At the same time, there are a lot of things that Gmail already does that we know that we need to pull in to Inbox before we open Inbox to everyone. I can’t give all of them away but a few that I can mention are undo send, cross-browser support, and tablet support.

Be sure to submit any feature requests through the app (left nav -> Help & Feedback -> Send feedback). We pay close attention to each piece of feedback we receive.

nazbot8 karma

Im really interested in the technology you guys used - specifically writing the core modules in java and then using tools to convert those into native objective-c or javascript libraries. Can you talk a little bit about that process and also what pitfalls you encountered?
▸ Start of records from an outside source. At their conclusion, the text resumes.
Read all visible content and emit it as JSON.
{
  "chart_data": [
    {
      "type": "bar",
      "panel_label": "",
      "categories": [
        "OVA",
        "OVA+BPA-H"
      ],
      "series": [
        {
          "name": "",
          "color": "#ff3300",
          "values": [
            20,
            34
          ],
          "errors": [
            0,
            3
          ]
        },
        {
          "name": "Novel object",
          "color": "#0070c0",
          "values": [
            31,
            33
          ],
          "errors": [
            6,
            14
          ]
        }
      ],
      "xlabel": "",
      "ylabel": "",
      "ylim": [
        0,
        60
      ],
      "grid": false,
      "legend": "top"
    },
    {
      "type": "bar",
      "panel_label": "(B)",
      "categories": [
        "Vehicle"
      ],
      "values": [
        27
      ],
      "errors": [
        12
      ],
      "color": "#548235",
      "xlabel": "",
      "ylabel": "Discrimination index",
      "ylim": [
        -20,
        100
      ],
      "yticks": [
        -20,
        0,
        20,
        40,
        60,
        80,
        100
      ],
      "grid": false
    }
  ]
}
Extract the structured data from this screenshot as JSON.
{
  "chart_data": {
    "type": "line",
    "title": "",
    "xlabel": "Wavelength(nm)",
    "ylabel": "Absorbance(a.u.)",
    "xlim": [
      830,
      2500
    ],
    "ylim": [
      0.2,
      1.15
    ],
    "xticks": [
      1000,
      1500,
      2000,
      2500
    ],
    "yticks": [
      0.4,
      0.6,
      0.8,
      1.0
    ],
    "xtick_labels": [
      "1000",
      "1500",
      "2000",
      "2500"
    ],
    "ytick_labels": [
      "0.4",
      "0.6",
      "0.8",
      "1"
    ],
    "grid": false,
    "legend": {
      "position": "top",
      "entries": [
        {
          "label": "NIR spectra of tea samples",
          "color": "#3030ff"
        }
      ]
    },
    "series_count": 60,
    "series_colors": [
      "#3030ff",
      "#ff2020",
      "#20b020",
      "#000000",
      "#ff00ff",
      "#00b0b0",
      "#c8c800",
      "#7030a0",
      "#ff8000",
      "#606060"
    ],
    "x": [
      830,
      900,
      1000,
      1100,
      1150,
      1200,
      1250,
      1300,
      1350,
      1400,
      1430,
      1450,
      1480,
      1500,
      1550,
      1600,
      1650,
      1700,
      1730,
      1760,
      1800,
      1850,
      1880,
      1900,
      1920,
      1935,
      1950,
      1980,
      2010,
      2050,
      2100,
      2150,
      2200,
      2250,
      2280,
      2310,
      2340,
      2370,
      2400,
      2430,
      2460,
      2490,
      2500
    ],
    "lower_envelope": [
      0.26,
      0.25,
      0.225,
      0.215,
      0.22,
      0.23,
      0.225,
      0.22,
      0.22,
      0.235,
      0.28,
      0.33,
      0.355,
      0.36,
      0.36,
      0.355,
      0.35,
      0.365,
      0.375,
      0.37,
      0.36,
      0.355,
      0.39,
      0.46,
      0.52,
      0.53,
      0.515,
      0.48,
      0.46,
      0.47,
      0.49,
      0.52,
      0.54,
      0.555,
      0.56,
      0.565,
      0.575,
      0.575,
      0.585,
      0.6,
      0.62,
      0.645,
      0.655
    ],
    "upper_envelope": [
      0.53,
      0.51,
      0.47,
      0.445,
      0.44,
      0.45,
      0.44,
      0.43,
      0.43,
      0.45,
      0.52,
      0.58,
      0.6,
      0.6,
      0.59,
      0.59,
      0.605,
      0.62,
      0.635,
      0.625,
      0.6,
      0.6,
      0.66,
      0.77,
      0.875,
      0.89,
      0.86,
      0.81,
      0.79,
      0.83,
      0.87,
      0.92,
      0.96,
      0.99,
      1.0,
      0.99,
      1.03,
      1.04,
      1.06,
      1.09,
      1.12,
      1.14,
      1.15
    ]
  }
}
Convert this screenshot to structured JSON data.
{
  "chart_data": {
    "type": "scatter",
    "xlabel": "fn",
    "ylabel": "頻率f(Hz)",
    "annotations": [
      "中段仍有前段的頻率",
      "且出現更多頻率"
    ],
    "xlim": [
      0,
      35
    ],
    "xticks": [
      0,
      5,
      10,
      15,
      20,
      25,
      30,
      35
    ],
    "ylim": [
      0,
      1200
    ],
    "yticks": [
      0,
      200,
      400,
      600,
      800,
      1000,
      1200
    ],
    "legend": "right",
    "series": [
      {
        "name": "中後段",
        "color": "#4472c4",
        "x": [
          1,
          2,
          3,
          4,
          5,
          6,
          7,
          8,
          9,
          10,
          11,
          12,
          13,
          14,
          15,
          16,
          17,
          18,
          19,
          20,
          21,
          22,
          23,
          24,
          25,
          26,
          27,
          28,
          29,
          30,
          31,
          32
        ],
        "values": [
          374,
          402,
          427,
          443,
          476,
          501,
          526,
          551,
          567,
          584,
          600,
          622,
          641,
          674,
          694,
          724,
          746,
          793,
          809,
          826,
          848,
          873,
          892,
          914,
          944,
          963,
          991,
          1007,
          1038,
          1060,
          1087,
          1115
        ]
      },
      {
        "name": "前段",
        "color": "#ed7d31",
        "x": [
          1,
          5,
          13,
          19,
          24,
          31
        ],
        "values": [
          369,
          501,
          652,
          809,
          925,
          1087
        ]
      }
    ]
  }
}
If I was thinking of suggesting these tools to use at work/personal projects would you say they are production ready or is there still a fair amount of troubleshooting required.

Thanks!

tayloratinbox11 karma

We talked about our cross-client architecture in the Gmail blog recently.

The process works really well and has a lot of benefits, namely we reduce code duplication, and it makes it much easier for each of the Inbox clients (web, Android, iOS) to ship features together. The logic is written once and then ported to all 3 platforms, leaving the frontend developers to focus on the UI.

The biggest downside is that sometimes the shared code has to be written in weird ways because it needs to support the quirks of each platform. For example, we avoid overloaded methods due to the way GWT exports them.

The tools (j2objc and GWT, specifically) are definitely production-ready. One thing that’s helped us a lot is that we have folks who work on these tools on our team as well. A lot of GWT patches that have landed in the last year were specifically for Inbox’s use cases.